Paul Appleby is a lyrical, expressive Jonathan in sympathetically characterising his devotion to David, offsetting the contrasting attitude of his two sisters - Sophie Bevan’s radiant but innocent Michal as she tells of her love for David, and Lucy Crowe’s suitably haughty Merab who looks down upon the lowly-born shepherd boy as an unsuitable partner in marriage. Benjamin Hulett proves commendably versatile in taking up the amalgamation of the parts of Abner, High Priest, Amalekite, and Doeg as a freakishly clown-like figure, commenting upon the action. Kosky sees parallels between the story of Saul and that of Shakespeare’s King Lear, and so this collation of roles would seem to serve the oratorio in the same manner as the Fool in the latter. Kosky also ascribes the dysfunctional nature of the families at the centre of both dramas to the lack of a mother-figure in each, and so makes the Witch of Endor as a sort of perverted surrogate for Saul as he consults her, and sucks at her wizened breasts to gain knowledge and foresight. As usual it is taken by a tenor, John Graham-Hall giving the part the sinister drawl that it requires.

On the whole the performance benefits from the presence and energy of a live rendition: particularly impressive is the dynamism sustained throughout the sequence of mainly choral numbers near the beginning of the first part as it then culminates in a fugal ‘Hallelujah’ chorus, and again at the very end of the work as the tension mounts towards the conclusion.
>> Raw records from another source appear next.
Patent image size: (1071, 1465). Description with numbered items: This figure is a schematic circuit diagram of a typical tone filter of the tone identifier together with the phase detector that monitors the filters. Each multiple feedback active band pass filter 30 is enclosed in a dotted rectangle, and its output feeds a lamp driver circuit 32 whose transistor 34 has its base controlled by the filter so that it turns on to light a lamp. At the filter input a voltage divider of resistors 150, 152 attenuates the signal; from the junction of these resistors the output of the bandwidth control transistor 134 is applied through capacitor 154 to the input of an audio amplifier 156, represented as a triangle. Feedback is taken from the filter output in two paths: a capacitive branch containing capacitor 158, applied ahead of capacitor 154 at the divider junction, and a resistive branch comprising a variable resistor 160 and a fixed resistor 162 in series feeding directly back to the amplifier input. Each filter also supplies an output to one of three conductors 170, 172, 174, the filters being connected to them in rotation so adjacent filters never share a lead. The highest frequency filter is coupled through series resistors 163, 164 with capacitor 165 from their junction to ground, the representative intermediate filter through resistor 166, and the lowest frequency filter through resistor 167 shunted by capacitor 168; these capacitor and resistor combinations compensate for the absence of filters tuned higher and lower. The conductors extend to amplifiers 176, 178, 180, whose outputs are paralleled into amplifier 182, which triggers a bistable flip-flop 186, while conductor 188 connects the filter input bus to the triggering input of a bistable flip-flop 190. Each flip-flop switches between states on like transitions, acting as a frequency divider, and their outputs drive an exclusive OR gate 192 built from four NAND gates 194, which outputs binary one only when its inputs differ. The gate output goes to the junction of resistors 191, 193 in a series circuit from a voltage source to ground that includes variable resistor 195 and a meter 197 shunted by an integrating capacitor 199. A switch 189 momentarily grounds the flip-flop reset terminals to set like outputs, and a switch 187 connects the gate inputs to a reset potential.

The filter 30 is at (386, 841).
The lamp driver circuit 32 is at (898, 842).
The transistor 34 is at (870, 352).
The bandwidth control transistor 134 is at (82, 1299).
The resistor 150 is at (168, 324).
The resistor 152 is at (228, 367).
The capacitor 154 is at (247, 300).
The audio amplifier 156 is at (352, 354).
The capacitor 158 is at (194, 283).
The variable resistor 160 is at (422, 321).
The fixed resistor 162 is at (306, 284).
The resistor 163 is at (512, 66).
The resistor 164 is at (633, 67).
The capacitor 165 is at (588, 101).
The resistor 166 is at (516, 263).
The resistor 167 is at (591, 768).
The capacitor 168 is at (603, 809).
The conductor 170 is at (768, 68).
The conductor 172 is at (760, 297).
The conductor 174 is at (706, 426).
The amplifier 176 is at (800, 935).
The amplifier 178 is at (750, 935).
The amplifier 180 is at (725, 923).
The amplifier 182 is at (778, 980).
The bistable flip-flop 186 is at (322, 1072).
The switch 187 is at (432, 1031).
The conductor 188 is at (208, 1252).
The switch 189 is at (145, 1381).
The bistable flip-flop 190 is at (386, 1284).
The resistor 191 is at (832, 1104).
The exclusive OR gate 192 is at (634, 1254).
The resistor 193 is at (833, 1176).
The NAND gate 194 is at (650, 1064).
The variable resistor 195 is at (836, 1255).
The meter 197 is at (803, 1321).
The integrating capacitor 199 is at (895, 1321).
On occasion the chorus sound just a little unfocussed as attention to the more elaborate choreography perhaps undermines absolute precision in more complex contrapuntal textures, but elsewhere they are emphatic and responsive to the dramatic situation, such as in their sullen ‘Mourn Israel’ which laments the wastefulness of war. Ivor Bolton’s alert and usually brisk-paced direction adds further impetus and urgency to the performance, though without driving the music too hard and working harmoniously with the action on stage.

Altogether this is a fine piece of musical theatre and the DVD recording picks up just about as much glamour and nuance as is it is possible to convey using the comparatively limited focus of cameras. In an additional ten minute feature, Kosky and Purves reflect on their realisation of the work’s theme of madness.